Fressplätze müssen so angeordnet sein, dass rangniedrige Pferde ausweichen können. Entscheidend ist nicht nur die Anzahl, sondern Sichtschutz, Abstand, Zugänglichkeit und die Frage, ob einzelne Tiere Wege blockieren können.
Ruhe ist ein Qualitätskriterium.
Pferde brauchen sichere Liegeflächen und echte Ruhephasen. Beobachte, ob unterschiedliche Tiere liegen, ob Bereiche gemieden werden und ob bestimmte Pferde dauerhaft am Rand stehen. Ein Foto eines liegenden Pferdes ist dabei nur ein Moment – regelmäßige Beobachtung ist wichtiger.
Die Gruppe muss zum Pferd passen.
Alter, Temperament, Geschlecht, Gesundheitszustand und Sozialerfahrung beeinflussen die Passung. Deshalb sind mehrere Gruppen und die Bereitschaft, eine Zuordnung zu korrigieren, oft wichtiger als ein starres Einheitskonzept.
Eine gute Besichtigung stellt konkrete Fragen.

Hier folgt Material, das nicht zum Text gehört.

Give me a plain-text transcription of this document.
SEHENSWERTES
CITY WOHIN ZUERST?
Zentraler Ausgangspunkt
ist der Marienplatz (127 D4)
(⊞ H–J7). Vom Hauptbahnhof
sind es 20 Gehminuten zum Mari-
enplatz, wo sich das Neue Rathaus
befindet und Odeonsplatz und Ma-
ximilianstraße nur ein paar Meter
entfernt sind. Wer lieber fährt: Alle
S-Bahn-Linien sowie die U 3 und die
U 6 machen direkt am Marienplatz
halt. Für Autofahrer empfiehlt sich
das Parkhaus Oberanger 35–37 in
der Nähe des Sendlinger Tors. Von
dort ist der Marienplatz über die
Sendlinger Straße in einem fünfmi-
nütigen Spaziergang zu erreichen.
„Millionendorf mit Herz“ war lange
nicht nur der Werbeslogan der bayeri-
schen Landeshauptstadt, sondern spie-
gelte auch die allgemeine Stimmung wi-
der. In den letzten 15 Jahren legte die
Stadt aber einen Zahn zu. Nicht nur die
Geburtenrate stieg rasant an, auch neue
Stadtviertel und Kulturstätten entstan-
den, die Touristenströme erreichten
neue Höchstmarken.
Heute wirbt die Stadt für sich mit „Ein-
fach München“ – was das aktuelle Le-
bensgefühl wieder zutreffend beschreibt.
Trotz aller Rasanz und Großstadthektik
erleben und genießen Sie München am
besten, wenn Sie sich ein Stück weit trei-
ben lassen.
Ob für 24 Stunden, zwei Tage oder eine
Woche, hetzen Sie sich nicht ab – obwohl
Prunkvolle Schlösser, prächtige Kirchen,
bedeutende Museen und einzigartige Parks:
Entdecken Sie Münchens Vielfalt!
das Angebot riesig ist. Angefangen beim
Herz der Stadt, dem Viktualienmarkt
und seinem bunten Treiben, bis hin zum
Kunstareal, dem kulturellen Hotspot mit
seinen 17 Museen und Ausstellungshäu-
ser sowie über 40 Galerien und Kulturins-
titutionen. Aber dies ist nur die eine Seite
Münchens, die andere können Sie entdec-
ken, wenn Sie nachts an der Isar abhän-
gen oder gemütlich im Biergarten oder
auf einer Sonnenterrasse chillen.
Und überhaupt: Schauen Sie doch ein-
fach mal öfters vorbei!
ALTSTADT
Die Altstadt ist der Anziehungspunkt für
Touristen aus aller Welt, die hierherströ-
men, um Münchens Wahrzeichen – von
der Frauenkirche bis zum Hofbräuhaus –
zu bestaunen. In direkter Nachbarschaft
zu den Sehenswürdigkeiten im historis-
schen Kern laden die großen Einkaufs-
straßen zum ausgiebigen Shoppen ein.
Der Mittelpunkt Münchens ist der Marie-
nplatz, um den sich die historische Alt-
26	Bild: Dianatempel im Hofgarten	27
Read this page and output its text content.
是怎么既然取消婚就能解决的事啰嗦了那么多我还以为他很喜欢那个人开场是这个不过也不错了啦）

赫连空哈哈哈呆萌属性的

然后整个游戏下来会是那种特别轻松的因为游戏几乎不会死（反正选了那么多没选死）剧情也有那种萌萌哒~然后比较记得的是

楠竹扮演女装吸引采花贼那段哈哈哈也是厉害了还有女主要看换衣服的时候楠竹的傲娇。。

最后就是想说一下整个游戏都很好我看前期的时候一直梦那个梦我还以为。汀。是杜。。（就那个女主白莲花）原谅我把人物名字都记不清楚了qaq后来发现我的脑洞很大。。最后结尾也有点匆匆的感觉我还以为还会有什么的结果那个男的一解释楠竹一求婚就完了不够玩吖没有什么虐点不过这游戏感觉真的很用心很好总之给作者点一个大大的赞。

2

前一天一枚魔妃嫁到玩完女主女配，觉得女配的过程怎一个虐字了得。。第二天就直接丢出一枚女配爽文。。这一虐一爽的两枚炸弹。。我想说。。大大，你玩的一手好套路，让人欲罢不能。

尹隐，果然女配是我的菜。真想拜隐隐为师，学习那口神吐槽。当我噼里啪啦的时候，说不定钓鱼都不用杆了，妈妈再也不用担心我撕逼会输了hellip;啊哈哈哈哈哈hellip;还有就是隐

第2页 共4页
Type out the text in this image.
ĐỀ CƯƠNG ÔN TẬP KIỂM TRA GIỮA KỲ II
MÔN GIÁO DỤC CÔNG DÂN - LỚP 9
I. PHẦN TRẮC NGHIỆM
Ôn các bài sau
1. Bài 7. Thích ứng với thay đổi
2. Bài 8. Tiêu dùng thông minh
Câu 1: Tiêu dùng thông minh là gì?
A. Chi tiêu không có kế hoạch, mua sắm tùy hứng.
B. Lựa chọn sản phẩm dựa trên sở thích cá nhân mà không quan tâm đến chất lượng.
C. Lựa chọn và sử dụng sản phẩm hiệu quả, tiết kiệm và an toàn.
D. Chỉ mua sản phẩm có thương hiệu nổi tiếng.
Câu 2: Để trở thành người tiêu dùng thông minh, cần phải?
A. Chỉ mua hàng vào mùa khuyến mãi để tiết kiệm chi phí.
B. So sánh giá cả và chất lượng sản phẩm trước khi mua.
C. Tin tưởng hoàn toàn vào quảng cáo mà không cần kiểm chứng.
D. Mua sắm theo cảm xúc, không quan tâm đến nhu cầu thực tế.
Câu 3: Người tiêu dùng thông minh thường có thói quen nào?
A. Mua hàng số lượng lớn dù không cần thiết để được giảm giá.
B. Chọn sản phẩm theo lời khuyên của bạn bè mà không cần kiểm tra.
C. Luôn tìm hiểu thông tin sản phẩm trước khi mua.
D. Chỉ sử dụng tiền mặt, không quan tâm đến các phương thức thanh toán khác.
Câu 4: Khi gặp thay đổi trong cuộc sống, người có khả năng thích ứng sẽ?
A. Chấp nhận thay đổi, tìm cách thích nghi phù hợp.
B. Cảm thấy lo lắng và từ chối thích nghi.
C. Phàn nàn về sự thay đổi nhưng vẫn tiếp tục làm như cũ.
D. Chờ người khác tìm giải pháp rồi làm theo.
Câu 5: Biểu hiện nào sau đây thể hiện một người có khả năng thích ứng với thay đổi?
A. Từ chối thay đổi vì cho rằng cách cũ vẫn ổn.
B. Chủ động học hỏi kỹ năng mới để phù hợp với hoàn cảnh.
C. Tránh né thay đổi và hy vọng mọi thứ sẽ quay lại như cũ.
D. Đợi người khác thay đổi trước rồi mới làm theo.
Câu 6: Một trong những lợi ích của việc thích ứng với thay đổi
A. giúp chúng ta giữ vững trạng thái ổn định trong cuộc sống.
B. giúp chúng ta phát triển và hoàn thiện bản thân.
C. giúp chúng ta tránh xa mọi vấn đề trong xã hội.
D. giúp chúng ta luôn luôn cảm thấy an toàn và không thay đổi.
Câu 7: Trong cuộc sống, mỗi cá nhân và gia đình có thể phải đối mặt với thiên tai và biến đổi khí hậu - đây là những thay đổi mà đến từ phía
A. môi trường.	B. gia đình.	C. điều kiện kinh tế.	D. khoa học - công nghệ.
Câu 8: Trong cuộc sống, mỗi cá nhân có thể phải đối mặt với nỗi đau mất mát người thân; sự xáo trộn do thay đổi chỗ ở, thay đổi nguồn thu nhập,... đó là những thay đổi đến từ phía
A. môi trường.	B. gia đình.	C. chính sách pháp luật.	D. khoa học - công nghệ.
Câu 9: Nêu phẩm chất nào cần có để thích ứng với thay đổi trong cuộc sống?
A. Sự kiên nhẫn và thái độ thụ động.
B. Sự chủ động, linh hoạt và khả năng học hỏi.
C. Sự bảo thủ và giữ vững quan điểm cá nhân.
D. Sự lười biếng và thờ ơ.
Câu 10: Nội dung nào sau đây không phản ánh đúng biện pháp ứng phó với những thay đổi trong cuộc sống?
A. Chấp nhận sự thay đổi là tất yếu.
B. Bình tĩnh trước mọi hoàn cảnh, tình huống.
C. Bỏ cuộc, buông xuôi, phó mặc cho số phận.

- Wie wird die Futteraufnahme rangniedriger Pferde kontrolliert?
- Welche Bereiche werden bei Nässe oder Frost problematisch?
- Wie wird mit Krankheit und Eingliederung umgegangen?
- Wie oft und nach welchen Kriterien werden Gruppen verändert?
- Woran erkennt der Betrieb, dass ein Pferd nicht zurechtkommt?